Whereas if we lose there will be that little bit less room to hide, and the questions asked will be that little bit sharper.
Well, they survived long enough for me to get up and check, but not much longer. That final collapse, from 192/4 to 207 all out, just puts the icing on a cake of crap, and doesn’t exactly back up my earlier arguments that England has progressed as a batting unit.
Nasser Hussein has a piece in the Mail saying that England are good when the ball is swinging, but not otherwise. Not only can our (non-spin) bowlers not cope without it, but neither can our batsmen - they’re comfortable against it, but not on turners or low and slow pitches.
I think it’s fair, if not the whole story. I’ve always had that niggle in particular about Anderson - amazing when he can get the ball hooping about, but lacking a plan B when it doesn’t. Hadn’t thought about it in terms of the batsmen though - and this series has shown up that they can be very one-dimensional.
I was initially angry at England’s collapse this morning, but to be honest I think it’s harsh to criticise their performance in this particular match too much. Yes, some of the batsmen in the first innings could have gone on to bigger totals and put the game out of India’s reach, but after that, India batted superbly. Then in the third innings, what have England got to play for? They’re thousands of miles from home just before Christmas with nothing to play for, their minds have gone. Having said that, they are professionals and it is a little disappointing.

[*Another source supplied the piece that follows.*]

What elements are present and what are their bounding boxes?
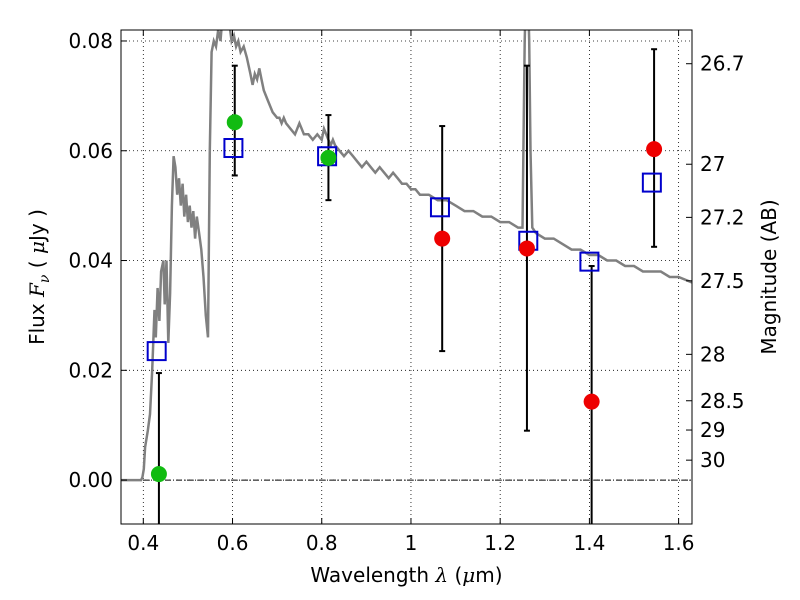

I’ve just recalled a bit of TMS commentary I caught over the weekend, I think from Aggers, when India were something like 152/3 - it was along the lines of “well, with those two wickets, at least England have, you would think, removed the chance of India going on to a really big total and winning the game”. I thought he was right, to be fair, but he must be hoping not too many others remember it!
I’m not normally a fan of ousting the captain as a means of change, but in this case it’s probably justified, as per Cumbrian’s earlier analysis - not to mention his consistently shocking over rates, which are now beyond taking the piss. The only problem is, is Root ready, and will it kill his batting average?
There’s a list posted on Reddit this morning showing (from Sky, by the graphics) a list of England batting collapses for the past couple of years. A fair number of top order collapses, rescued at the time (although not shown in the pic) by lower order batting from the likes of Stokes and Bairstow.
Coming from a land where selection seems focussed on having better flat track bullies (to wit the appointment of Graeme Hick as batting coach), with all the confidence of a sea-going tadpoles when the ball bends in the air of off the pitch, it would seen the Australian line-up has one dimension less again.